Billys the Kid, surely.

Jests aside, what a great post! Looking forward to digging in.
posted by orrnyereg at 11:05 AM on March 22, 2017 [1 favorite]

I guess at that point, sisters were being given ironic names. "Blandina" indeed.
posted by hippybear at 11:35 AM on March 22, 2017

Saint Blandina wasn't too bland herself. Sister Blandina's namesake was a martyred slave, who she was scourged, placed on a red-hot grate, enclosed in a net and thrown before a wild steer who tossed her into the air with his horns, and at last killed with a dagger.
posted by filthy light thief at 11:41 AM on March 22, 2017

At age four, she and her family moved to Cincinnati

Christ, the hardships she endured.
posted by Abehammerb Lincoln at 12:25 PM on March 22, 2017 [3 favorites]

Sorry.

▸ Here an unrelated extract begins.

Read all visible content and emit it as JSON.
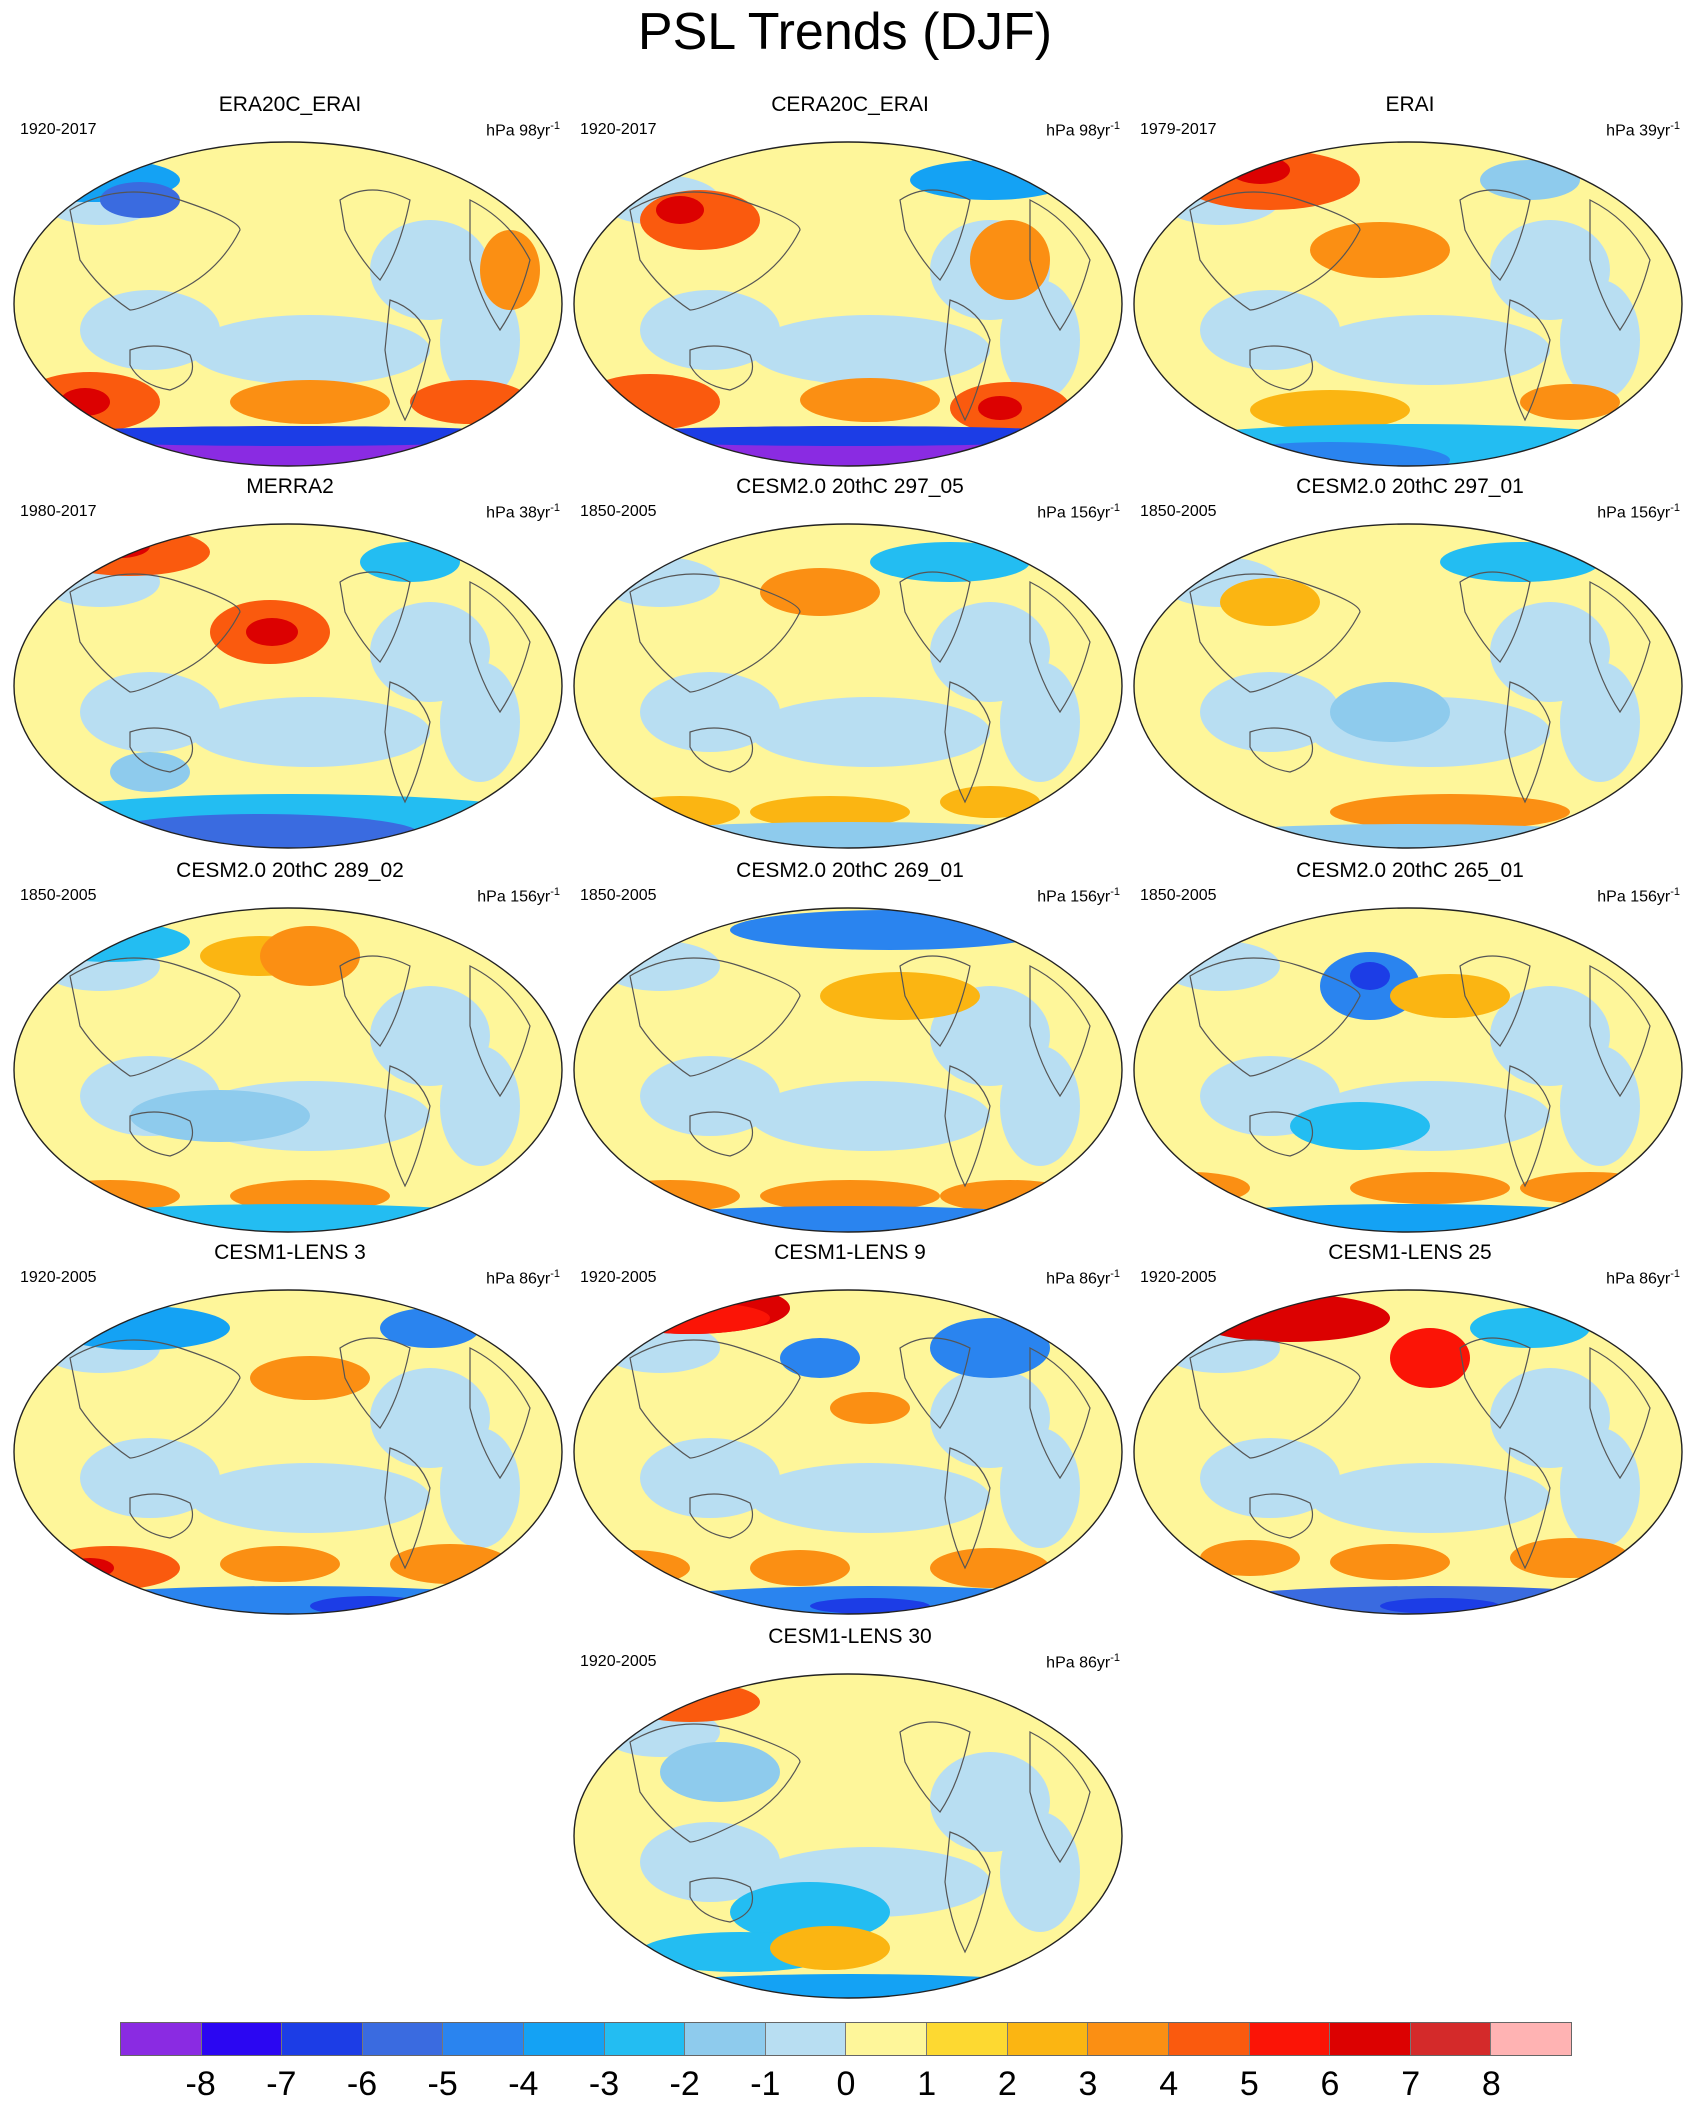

Shared in the spirit of one former midwesterner teasing others.
posted by Abehammerb Lincoln at 12:26 PM on March 22, 2017 [1 favorite]

I want to start off right with this excellent collection of links-- so how is "Segale" pronounced? How would Blandina herself have said her name in New Mexico in the 1880s?
posted by seasparrow at 2:17 PM on March 22, 2017

Oh, man. I've not thought about Death Valley Days in years. That was a nifty show.

I always loved that the streets were never dusty or covered in horse shit.